Still, surveys over the last year have shown a dramatic drop in the public’s approval and trust of the Bush administration. And although the White House has endured a number of problems, the leak case has proven a consistent thorn for administration officials, who have sought to downplay the inquiry and deny wrongdoing.
The biggest price has been paid in White House credibility. As the investigation was unfolding in late 2003, then-White House spokesman Scott McClellan initially denied the involvement of Rove and other senior White House personnel in the disclosure of Plame’s identity, calling it “ridiculous” to suggest that Rove had been a part of such an effort.
Behind the scenes, however, as Fitzgerald’s investigation has shown, top White House strategists had worked feverishly to discredit Plame’s husband, former Ambassador Joseph C. Wilson IV, who had infuriated officials by accusing the White House of twisting intelligence to justify the invasion of Iraq.
The accusation was worrisome for Bush aides, who knew that the Iraq war would be a central theme of the president’s reelection campaign in 2004. So Plame’s identity was leaked by anonymous senior officials as part of an effort to claim that Wilson’s CIA-funded trip to the African nation of Niger to investigate whether Iraq had tried to purchase uranium ore there had been a junket arranged by his CIA officer wife.
As Fitzgerald’s investigation has shown, not only was Rove involved in discussing Plame with reporters, but so was Libby, Cheney’s chief of staff, who has been indicted on perjury and obstruction of justice charges in the case.
The indictment of such a high-level official was particularly damaging for a president who campaigned in 2000 on restoring “honor and dignity” to the Oval Office and who pledged a higher standard of conduct for his staff.
Bush has enjoyed public approval for his moral leadership. Yet the Plame case has revealed how aggressively the White House responded to dissenters like Wilson, who drew the ire of administration officials when, in July 2003, he wrote an op-ed article for the New York Times questioning White House claims that Saddam Hussein had sought nuclear material from Niger.
The hardball proclivities weren’t limited to behind-the-scenes strategists like Libby and Rove. The unfolding case would connect their actions to Cheney.

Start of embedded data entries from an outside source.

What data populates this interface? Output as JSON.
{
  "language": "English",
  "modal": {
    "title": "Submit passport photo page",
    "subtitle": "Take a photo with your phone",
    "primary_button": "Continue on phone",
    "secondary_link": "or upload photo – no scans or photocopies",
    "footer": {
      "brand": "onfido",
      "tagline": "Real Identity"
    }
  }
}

In pursuing the case against Libby, the special prosecutor released documents showing that the vice president was focused on questioning Wilson’s motivation and credibility from the moment the article was published, just 10 weeks after Bush had landed on the deck of an aircraft carrier under a banner declaring “Mission Accomplished.”

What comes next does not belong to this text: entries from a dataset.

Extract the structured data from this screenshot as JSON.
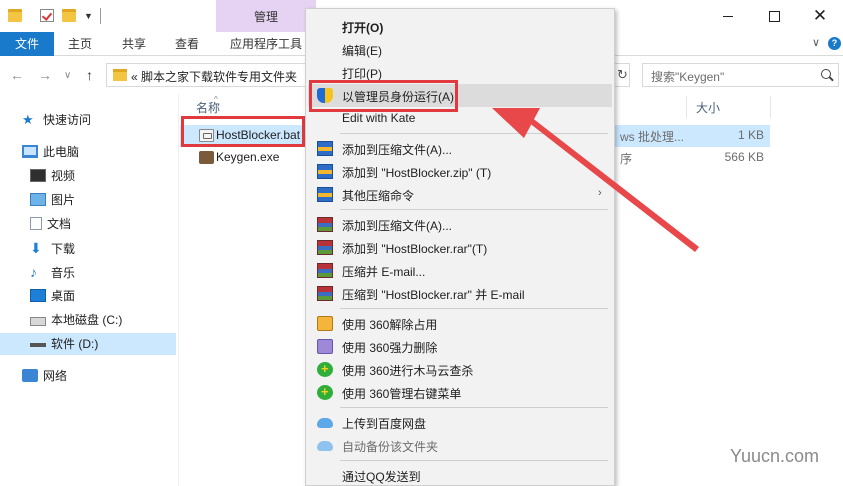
{
  "window": {
    "manage_tab": "管理",
    "close_glyph": "✕"
  },
  "ribbon": {
    "tabs": [
      "文件",
      "主页",
      "共享",
      "查看",
      "应用程序工具"
    ]
  },
  "address": {
    "back": "←",
    "forward": "→",
    "recent": "∨",
    "up": "↑",
    "path": "«  脚本之家下载软件专用文件夹",
    "refresh": "↻"
  },
  "search": {
    "placeholder": "搜索\"Keygen\""
  },
  "navpane": {
    "quick_access": "快速访问",
    "this_pc": "此电脑",
    "items": [
      "视频",
      "图片",
      "文档",
      "下载",
      "音乐",
      "桌面",
      "本地磁盘 (C:)",
      "软件 (D:)"
    ],
    "network": "网络"
  },
  "filelist": {
    "headers": {
      "name": "名称",
      "size": "大小"
    },
    "rows": [
      {
        "name": "HostBlocker.bat",
        "type": "ws 批处理...",
        "size": "1 KB"
      },
      {
        "name": "Keygen.exe",
        "type": "序",
        "size": "566 KB"
      }
    ]
  },
  "context_menu": {
    "items": [
      "打开(O)",
      "编辑(E)",
      "打印(P)",
      "以管理员身份运行(A)",
      "Edit with Kate",
      "添加到压缩文件(A)...",
      "添加到 \"HostBlocker.zip\" (T)",
      "其他压缩命令",
      "添加到压缩文件(A)...",
      "添加到 \"HostBlocker.rar\"(T)",
      "压缩并 E-mail...",
      "压缩到 \"HostBlocker.rar\" 并 E-mail",
      "使用 360解除占用",
      "使用 360强力删除",
      "使用 360进行木马云查杀",
      "使用 360管理右键菜单",
      "上传到百度网盘",
      "自动备份该文件夹",
      "通过QQ发送到"
    ],
    "submenu_arrow": "›"
  },
  "watermark": "Yuucn.com",
  "colors": {
    "accent_blue": "#1979ca",
    "manage_tab_bg": "#e6d2f2",
    "highlight_red": "#e0393e",
    "selection_bg": "#cce8ff",
    "menu_bg": "#f2f2f2"
  }
}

Fitzgerald released a copy of Cheney’s handwritten notations atop Wilson’s article: “Have they done this sort of thing before? Send an Amb. to answer a question? Do we ordinarily send people out pro bono to work for us? Or did his wife send him on a junket?”
Indeed, the notion that Wilson’s trip to Africa was a junket arranged by his wife became a central part of the White House effort to undermine the former envoy, whose lengthy State Department career included postings in Iraq and Africa. The anti-Wilson campaign coincided with White House planning for the 2004 campaign.

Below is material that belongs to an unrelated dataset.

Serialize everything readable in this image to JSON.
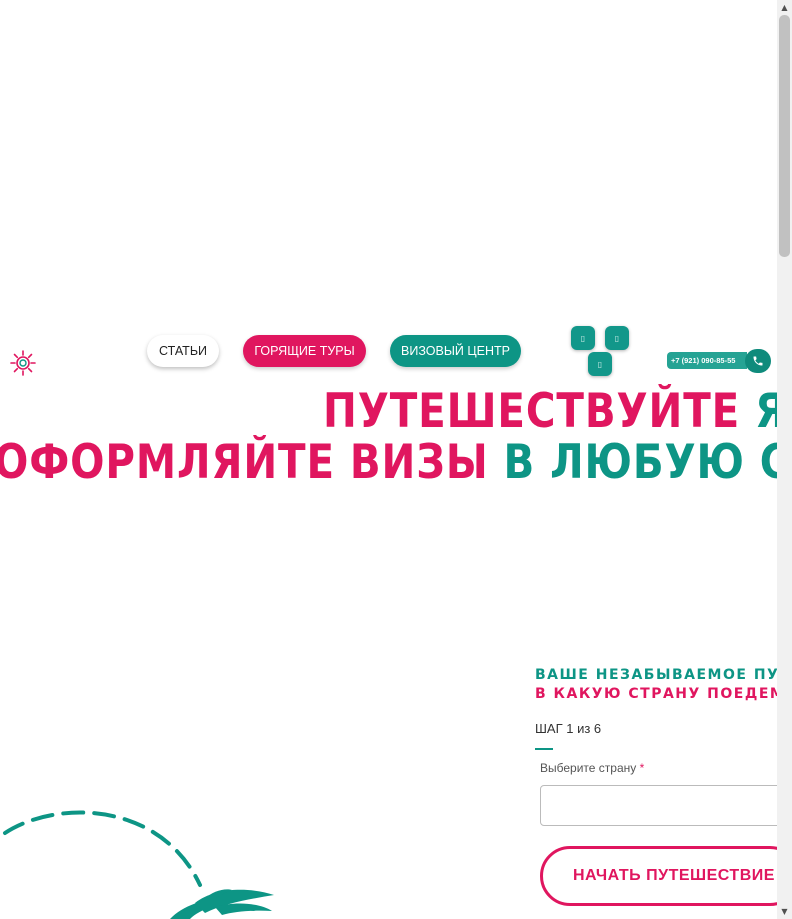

Fitzgerald’s investigation also led to revelations that Bush -- who for months had promised to root out leakers in his administration and punish whoever disclosed Plame’s identity -- had authorized the release of classified information.
Wilson’s contention that so offended the White House -- that the administration twisted intelligence to justify the invasion of Iraq -- has since drawn support from intelligence officials around the globe, including former officers of the CIA. And the Niger uranium case that he described in his controversial article has become exhibit A in the cache of evidence assembled by critics to suggest that the administration cherry-picked intelligence information to justify the case for war.